Midjiguita, 17 juillet 2023 – L'attaque a eu lieu à minuit, le premier jour du Ramadan.   

« Ils sont venus et ont détruit notre quartier, nous obligeant à fuir à la faveur de l'obscurité », se souvient Daoud.   

Ce père de quatre enfants, âgé de 40 ans, est assis sur un lit traditionnel, sous un auvent, dans son campement fraîchement construit à Midjiguita, un petit village de l'est du Tchad dont la population a augmenté ces derniers mois en raison de l'arrivée de personnes déplacées par les violences au Soudan.  

Mariam, une migrante de retour du Soudan vivant actuellement à Midjiguita, pose devant sa nouvelle maison. Photo : OIM

Cette nuit-là, Daoud a fui Tindelti avec sa femme et ses quatre enfants à l’aube, sans rien d'autre que quelques effets personnels. Comme des milliers d'autres Tchadiens vivant dans l'ouest du Soudan, il était devenu victime des violences meurtrières qui embrasent le pays depuis la mi-avril 2023.  

Les Nations Unies estiment que plus de 180 000 personnes ont été déplacées du Soudan vers le Tchad en raison de l'aggravation des violences. Selon les derniers chiffres, près de 40 000 d'entre elles sont des migrants de retour tchadiens comme Daoud pour qui le « retour à la maison » était inattendu.  
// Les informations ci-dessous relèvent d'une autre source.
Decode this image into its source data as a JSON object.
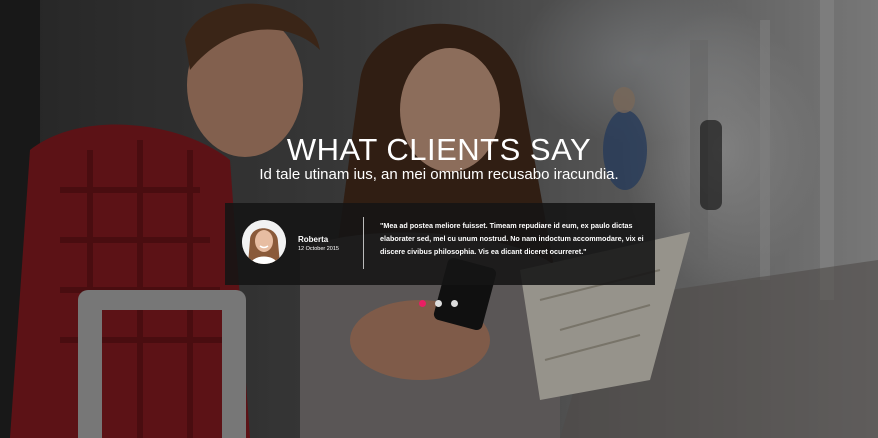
{
  "section": {
    "title": "WHAT CLIENTS SAY",
    "subtitle": "Id tale utinam ius, an mei omnium recusabo iracundia."
  },
  "testimonial": {
    "author": "Roberta",
    "date": "12 October 2015",
    "quote": "\"Mea ad postea meliore fuisset. Timeam repudiare id eum, ex paulo dictas elaborater sed, mel cu unum nostrud. No nam indoctum accommodare, vix ei discere civibus philosophia. Vis ea dicant diceret ocurreret.\""
  },
  "carousel": {
    "active_index": 0,
    "dots": 3,
    "active_color": "#e91e63",
    "inactive_color": "#dddddd"
  },
  "colors": {
    "card_bg": "#141414",
    "text": "#ffffff"
  },
  "images": {
    "background": "hero-background-photo",
    "avatar": "avatar-photo"
  }
}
Né à Am-Zoer, dans la province tchadienne de Wadi Fira, Daoud et sa famille ont émigré au Soudan dans les années 1980, alors que le pays était aux prises avec l'une de ses pires famines. 

Daoud, un migrant de retour du Soudan, pose sous un auvent dans son habitation à Midjiguita, dans l'est du Tchad, après avoir fui le conflit. Photo : OIM

« J'ai vécu au Soudan pendant plus de 30 ans, je m'y suis même marié », déclare Daoud en se remémorant ses années passées dans ce vaste pays.   

À Tendelti, il travaillait comme orpailleur artisanal saisonnier, voyageant régulièrement entre le nord du pays et Khartoum pour le travail. Mais avec la guerre, cette activité appartient désormais au passé et l'avenir semble incertain, car les migrants de retour tchadiens dans l'est du pays disposent de peu d'options pour s'en sortir.  

« Bien qu'ils aient des liens ancestraux avec le Tchad, les migrants de retour ont été dépossédés en raison de la violence et ont besoin d'un soutien pour s'intégrer durablement dans leurs nouvelles communautés », explique Anne Kathrin Schaefer, chef de mission de l'OIM au Tchad.

Un camion transportant des effets personnels de personnes déplacées du Soudan. Photo : OIM

Comme Daoud, Mariam, 45 ans, a compté sur la gentillesse des membres de la communauté et d’anciennes relations familiales pour trouver un endroit où loger à Midjiguita.  

« Les matériaux pour cette maison ne coûtent pas cher ; il s'agit juste d'argile et d'eau qui sont faciles à trouver et que d'autres m'ont aidée à obtenir, mais c'est tout ce que j'ai », dit-elle en montrant la maison d'argile d'une seule pièce qu'elle a construite avec ses enfants.  

Veuve et mère de cinq enfants, elle faisait du commerce de bétail à Tendelti avant que la violence ne frappe à sa porte, la forçant à « rentrer chez elle » au Tchad. Mais aujourd'hui, elle lutte pour survivre et s'inquiète pour l'avenir de sa famille.  

« Je n'ai pas de quoi manger ici ; tout ce dont j'ai besoin, c'est d'un soutien pour avoir quelques têtes de moutons afin de pouvoir subvenir aux besoins de ma famille », ajoute-t-elle.  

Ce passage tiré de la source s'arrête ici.